Behlen Observatory
- Organization: University of Nebraska–Lincoln
- Location: County Road 8 Mead, Nebraska
- Coordinates: 41°10′15″N 96°26′48″W﻿ / ﻿41.17083°N 96.44667°W
- Established: 1972
- Website: observatory.unl.edu

Telescopes
- Boller and Chivens Cassegrain Telescope: 30" reflector

= Behlen Observatory =

Observatory in Mead, Nebraska, U.S.

Behlen Observatory is a research facility and astronomical observatory in Mead, Nebraska.

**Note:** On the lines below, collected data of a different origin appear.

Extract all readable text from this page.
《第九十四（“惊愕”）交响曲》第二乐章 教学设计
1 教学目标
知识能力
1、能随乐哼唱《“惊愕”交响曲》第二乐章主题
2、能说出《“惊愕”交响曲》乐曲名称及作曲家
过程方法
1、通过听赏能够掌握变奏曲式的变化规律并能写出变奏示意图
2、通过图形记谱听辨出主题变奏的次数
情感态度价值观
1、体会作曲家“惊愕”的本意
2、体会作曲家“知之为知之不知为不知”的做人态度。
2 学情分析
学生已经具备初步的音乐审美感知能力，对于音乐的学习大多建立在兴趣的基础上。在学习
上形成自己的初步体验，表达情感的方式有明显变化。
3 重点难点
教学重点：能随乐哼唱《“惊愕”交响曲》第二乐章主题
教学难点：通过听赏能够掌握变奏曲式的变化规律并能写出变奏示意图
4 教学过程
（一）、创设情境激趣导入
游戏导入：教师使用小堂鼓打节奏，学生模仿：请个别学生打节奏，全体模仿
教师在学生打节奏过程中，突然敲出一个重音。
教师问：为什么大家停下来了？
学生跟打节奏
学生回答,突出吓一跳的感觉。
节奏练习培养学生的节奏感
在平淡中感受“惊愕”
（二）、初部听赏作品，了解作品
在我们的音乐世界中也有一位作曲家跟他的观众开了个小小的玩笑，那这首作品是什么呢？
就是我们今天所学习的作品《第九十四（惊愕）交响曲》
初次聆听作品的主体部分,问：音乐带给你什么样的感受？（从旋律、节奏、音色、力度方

It is owned and operated by the astronomy department of the University of Nebraska–Lincoln.

==History==
In 1971, the University of Nebraska–Lincoln acquired an approximately 17,000-acre site near Mead, Nebraska formerly used by the Nebraska Ordnance Plant to manufacture munitions during World War II. Most of the site was converted for agricultural research, but one building was repurposed as an astronomical observatory. Its location nearly forty miles northeast of Lincoln was considered favorable for its lack of light pollution while still providing quick access to campus and nearby Omaha.

When it opened in 1972, the observatory featured a 30-inch Cassegrain reflector manufactured by Boller and Chivens, acquired at a discounted price as the University of Washington purchased an identical telescope at the same time. The three-story facility included a bomb shelter on the first floor, a holdover from the building's original design, with its computer systems and a newly built dome room above.

The observatory was dedicated in 1993 after a donation from local businessman and longtime patron Walter Behlen. It is now used infrequently as the university has deemphasized its astronomy program, though its original telescope is still occasionally used for variable star research. The Behlen Observatory opens to the public several nights per year and features lectures from NU scientists.